Dick was convinced that the man would be as good as his word, but he still lingered, casting about helplessly for an excuse, a hope of escape.
‘Blast you, won’t you speak?’
Dick felt the knife cut into the rope above his head, and shrieked aloud in a paroxysm of terror.
‘Stop, stop! I’ll tell!’
‘Tell then, an’ be quick. That’s one strand o’ the rope gone; there’s two more. Speak!’ He raised the knife threateningly.

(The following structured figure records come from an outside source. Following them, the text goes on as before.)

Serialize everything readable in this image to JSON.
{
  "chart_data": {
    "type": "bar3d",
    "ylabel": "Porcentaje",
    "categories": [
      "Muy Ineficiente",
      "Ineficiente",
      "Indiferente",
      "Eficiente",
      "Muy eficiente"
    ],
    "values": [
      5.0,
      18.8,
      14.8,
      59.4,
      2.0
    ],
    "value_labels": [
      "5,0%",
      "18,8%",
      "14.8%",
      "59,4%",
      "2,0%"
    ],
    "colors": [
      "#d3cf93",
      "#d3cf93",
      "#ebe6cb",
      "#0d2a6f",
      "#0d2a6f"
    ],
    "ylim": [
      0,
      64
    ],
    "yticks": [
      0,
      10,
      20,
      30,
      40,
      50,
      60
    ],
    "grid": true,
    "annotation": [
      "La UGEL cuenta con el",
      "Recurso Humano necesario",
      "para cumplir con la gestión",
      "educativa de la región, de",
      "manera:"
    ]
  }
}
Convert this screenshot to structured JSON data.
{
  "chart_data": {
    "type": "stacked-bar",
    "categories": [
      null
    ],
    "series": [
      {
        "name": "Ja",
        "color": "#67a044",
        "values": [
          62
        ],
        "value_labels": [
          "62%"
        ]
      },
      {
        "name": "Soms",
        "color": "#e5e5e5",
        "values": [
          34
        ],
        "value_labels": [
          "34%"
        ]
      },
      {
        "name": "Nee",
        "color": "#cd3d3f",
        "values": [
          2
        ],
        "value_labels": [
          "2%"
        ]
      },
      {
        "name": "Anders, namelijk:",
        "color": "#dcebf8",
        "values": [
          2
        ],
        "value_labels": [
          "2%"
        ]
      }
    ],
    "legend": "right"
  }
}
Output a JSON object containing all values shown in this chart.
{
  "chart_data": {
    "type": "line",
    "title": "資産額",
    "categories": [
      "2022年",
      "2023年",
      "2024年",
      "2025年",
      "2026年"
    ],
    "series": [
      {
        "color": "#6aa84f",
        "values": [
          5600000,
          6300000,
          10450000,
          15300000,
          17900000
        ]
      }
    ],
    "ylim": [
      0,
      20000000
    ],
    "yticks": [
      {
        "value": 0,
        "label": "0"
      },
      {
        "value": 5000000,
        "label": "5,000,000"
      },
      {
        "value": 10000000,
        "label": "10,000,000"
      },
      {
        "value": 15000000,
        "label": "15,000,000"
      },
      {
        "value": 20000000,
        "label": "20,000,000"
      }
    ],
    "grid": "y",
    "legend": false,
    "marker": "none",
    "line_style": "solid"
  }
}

‘It’s under that big flat stone near the spring in the Gaol Quarry.’ The lie came almost involuntarily from the boy’s lips in instantaneous response to a new impulse. But he was doomed to disappointment.
‘Good!’ ejaculated the man. ’Now, you go with me. I don’t trust you; you’re too smart a kid to be trusted.’ As he spoke he twisted the gag into Dick’s mouth again. ‘No,’ he cried with a sudden change of intention, ’you’ll stay where you are. You’re safe enough here. While I’m away think o’ what’s below you there, an’ pray yer hardest in case you’ve lied to me, because if you have you’re done fer. I’ll kill you, s’elp me God, I will!’
Rogers took a bee line through the scrub in the direction of the quarry, leaving Dick hanging over the open shaft. The Gaol Quarry was not more than half a mile off, and Rogers ran the whole of the distance. He made his way clumsily down the rocky side from the hill, falling heavily from half the height and bruising himself badly, but paying no attention to his injuries in the anxiety of the moment. He found the big flat stone after a minute’s search, and succeeded in turning it only after exerting his great strength to the utmost. There was nothing underneath. Yes, there was something; a snake hissed at him in the darkness and slid away amongst the broken rock. Rogers fell upon his knees and groped about blindly, but the ground was hard. There was no sign of the gold anywhere, and not another stone in the quarry that answered to the boy’s description. Possessed with a stupid blundering fury against Dick, Rogers turned back towards the Piper. He breathed horrible blasphemies as he ran, and struck at the scrub in his insensate rage. He was a man of fierce passions, and meant murder during those first few minutes-swift and ruthless. He reached the Piper breathless from his exertions and wild with passion. He did not even pause to resume his disguise, but ran to the shaft, cursing as he went. There he stopped like a man shot, his figure stiffened, his arms thrown out straight before him; his eyes, wide and full of terror, stared between the skids rising from the shaft to the brace above.
Dick Haddon was not there. The space was empty, the rope’s end moved lazily in the wind.